Bug 2208861

Summary:	[UI] ODF Topology fails render having TypeError
Product:	[Red Hat Storage] Red Hat OpenShift Data Foundation	Reporter:	Daniel Osypenko <dosypenk>
Component:	management-console	Assignee:	Bipul Adhikari <badhikar>
Status:	CLOSED CANTFIX	QA Contact:	Daniel Osypenko <dosypenk>
Severity:	medium	Docs Contact:
Priority:	unspecified
Version:	4.13	CC:	amagrawa, badhikar, muagarwa, nthomas, odf-bz-bot, skatiyar
Target Milestone:	---
Target Release:	---
Hardware:	Unspecified
OS:	Unspecified
Whiteboard:
Fixed In Version:		Doc Type:	If docs needed, set a value
Doc Text:		Story Points:	---
Clone Of:		Environment:
Last Closed:	2023-09-26 04:36:09 UTC	Type:	Bug
Regression:	---	Mount Type:	---
Documentation:	---	CRM:
Verified Versions:		Category:	---
oVirt Team:	---	RHEL 7.3 requirements from Atomic Host:
Cloudforms Team:	---	Target Upstream Version:
Embargoed:

Description Daniel Osypenko 2023-05-21 16:41:08 UTC

Created attachment 1966022 [details]
topology_not_visible

Created attachment 1966022 [details]
topology_not_visible

Description of problem (please be detailed as possible and provide log
snippests):


Topology stops showing and "Oh no!

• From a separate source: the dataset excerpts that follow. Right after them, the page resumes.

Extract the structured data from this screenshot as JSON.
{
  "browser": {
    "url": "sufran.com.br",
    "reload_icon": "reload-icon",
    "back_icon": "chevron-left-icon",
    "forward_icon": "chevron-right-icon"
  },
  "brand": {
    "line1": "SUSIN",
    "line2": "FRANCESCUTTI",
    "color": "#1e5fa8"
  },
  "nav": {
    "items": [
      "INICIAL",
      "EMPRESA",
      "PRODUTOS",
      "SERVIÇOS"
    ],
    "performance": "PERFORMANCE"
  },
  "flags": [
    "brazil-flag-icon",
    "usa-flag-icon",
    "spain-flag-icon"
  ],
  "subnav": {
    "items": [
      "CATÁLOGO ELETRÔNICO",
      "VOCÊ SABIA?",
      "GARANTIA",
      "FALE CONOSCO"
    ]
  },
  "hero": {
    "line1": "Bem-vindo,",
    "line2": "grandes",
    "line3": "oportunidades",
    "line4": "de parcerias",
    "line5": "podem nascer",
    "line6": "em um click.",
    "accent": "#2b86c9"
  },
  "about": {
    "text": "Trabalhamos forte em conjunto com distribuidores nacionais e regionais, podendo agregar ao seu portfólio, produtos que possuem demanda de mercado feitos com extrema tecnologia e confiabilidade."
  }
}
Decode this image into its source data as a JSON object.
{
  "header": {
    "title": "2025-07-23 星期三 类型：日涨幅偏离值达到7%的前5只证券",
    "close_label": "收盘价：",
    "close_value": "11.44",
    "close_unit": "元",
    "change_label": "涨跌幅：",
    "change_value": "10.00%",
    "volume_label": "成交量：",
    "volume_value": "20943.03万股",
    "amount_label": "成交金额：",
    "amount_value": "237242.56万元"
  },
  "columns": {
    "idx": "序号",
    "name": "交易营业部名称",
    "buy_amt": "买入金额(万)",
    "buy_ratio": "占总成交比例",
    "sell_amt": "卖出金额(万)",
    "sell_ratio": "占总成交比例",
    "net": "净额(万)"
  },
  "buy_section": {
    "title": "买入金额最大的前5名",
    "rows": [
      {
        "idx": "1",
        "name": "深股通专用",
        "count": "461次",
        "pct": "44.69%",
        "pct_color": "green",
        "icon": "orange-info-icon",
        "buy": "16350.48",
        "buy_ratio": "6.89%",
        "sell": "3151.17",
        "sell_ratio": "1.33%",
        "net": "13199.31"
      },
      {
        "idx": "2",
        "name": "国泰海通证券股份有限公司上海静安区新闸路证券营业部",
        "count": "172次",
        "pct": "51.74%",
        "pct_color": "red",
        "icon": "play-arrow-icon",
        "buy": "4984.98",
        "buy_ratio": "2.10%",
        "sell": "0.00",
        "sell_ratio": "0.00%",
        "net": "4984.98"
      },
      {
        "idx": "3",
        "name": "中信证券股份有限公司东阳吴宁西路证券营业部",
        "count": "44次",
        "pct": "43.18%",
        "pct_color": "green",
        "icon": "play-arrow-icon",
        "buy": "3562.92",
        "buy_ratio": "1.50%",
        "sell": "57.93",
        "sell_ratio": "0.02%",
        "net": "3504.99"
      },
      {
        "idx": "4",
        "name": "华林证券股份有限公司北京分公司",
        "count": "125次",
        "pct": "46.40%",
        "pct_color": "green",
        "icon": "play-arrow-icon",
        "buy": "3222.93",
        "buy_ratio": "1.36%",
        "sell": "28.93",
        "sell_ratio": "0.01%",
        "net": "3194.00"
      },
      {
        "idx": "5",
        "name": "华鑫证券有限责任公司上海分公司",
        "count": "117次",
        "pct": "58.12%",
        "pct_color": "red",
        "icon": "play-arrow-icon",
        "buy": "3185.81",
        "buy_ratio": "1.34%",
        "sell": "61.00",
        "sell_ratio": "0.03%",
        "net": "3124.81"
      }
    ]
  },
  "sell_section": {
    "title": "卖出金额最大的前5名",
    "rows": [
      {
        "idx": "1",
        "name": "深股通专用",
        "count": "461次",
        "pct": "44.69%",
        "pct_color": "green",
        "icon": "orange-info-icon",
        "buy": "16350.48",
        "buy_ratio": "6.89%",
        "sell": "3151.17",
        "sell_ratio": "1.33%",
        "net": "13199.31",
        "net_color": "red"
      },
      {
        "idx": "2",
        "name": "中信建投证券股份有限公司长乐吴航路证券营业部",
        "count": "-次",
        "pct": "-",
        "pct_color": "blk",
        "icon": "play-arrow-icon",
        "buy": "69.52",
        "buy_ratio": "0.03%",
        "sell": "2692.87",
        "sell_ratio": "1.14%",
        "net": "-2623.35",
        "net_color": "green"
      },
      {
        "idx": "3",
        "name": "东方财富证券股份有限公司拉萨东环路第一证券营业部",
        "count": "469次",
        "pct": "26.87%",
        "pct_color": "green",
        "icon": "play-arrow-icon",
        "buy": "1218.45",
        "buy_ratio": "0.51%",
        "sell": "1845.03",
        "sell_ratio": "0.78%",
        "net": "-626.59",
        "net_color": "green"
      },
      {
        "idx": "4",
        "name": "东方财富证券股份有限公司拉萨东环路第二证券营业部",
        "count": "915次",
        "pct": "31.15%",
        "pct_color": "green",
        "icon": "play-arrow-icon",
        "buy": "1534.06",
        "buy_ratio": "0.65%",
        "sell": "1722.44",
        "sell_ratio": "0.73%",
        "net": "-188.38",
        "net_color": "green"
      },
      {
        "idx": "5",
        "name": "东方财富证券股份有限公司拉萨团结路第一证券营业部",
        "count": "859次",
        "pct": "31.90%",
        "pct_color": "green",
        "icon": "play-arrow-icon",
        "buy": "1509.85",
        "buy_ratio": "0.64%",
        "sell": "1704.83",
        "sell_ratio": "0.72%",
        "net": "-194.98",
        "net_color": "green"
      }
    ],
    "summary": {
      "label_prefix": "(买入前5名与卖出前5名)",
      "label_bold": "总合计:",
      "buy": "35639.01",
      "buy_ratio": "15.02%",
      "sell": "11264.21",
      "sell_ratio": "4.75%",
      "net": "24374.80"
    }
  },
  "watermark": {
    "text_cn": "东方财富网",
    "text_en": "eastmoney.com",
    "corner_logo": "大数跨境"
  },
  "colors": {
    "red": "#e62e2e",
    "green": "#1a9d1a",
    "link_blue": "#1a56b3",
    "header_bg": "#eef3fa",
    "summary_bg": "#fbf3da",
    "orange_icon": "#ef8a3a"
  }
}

Something went wrong.." became visible.
Not clear what might be a trigger, since there was not performed any actions other that clicking deployment elements opening them using management console.
Immediately after deployment the Topology was working normally and stopped showing after ±5 hours.  

Stuck trace:
http://pastebin.test.redhat.com/1100573

odf-console deployment without alerts.

Warnings are visible in cluster overview.

KubeHpaMaxedOut
May 21, 2023, 4:31 PM
HPA openshift-storage/noobaa-endpoint has been running at max replicas for longer than 15 minutes.
View details
OVNKubernetesNorthboundDatabaseClusterMemberError
May 21, 2023, 3:08 PM
OVN northbound database server(s) has not been a RAFT cluster member for a period of time which may indicate degraded OVN database high availability cluster.
View details
OVNKubernetesNorthboundDatabaseInboundConnectionMissing
May 21, 2023, 3:08 PM
OVN northbound database server(s) do not have expected number of inbound connections for a RAFT cluster which may indicate degraded OVN database high availability.
View details
OVNKubernetesNorthboundDatabaseOutboundConnectionMissing
May 21, 2023, 3:08 PM
OVN northbound database server(s) do not have expected number of outbound connections for a RAFT cluster which may indicate degraded OVN database high availability.
View details
OVNKubernetesSouthboundDatabaseClusterMemberError
May 21, 2023, 3:08 PM
OVN southbound database server(s) has not been a RAFT cluster member for a period of time which may indicate degraded OVN database high availability.
View details
OVNKubernetesSouthboundDatabaseInboundConnectionMissing
May 21, 2023, 3:08 PM
OVN southbound database server(s) do not have expected number of inbound connections for a RAFT cluster which may indicate degraded OVN database high availability.
View details
OVNKubernetesSouthboundDatabaseOutboundConnectionMissing
May 21, 2023, 3:08 PM
OVN southbound database server(s) do not have expected number of outbound connections for a RAFT cluster which may indicate degraded OVN database high availability.
View details
CannotRetrieveUpdates
May 21, 2023, 3:08 PM
Failure to retrieve updates means that cluster administrators will need to monitor for available updates on their own or risk falling behind on security or other bugfixes. If the failure is expected, you can clear spec.channel in the ClusterVersion object to tell the cluster-version operator to not retrieve updates. Failure reason VersionNotFound . For more information refer to https://console-openshift-console.apps.dosypenk-215.qe.rh-ocs.com/settings/cluster/.
View details
AlertmanagerReceiversNotConfigured
May 21, 2023, 11:17 AM
Alerts are not configured to be sent to a notification system, meaning that you may not be notified in a timely fashion when important failures occur. Check the OpenShift documentation to learn how to configure notifications with Alertmanager.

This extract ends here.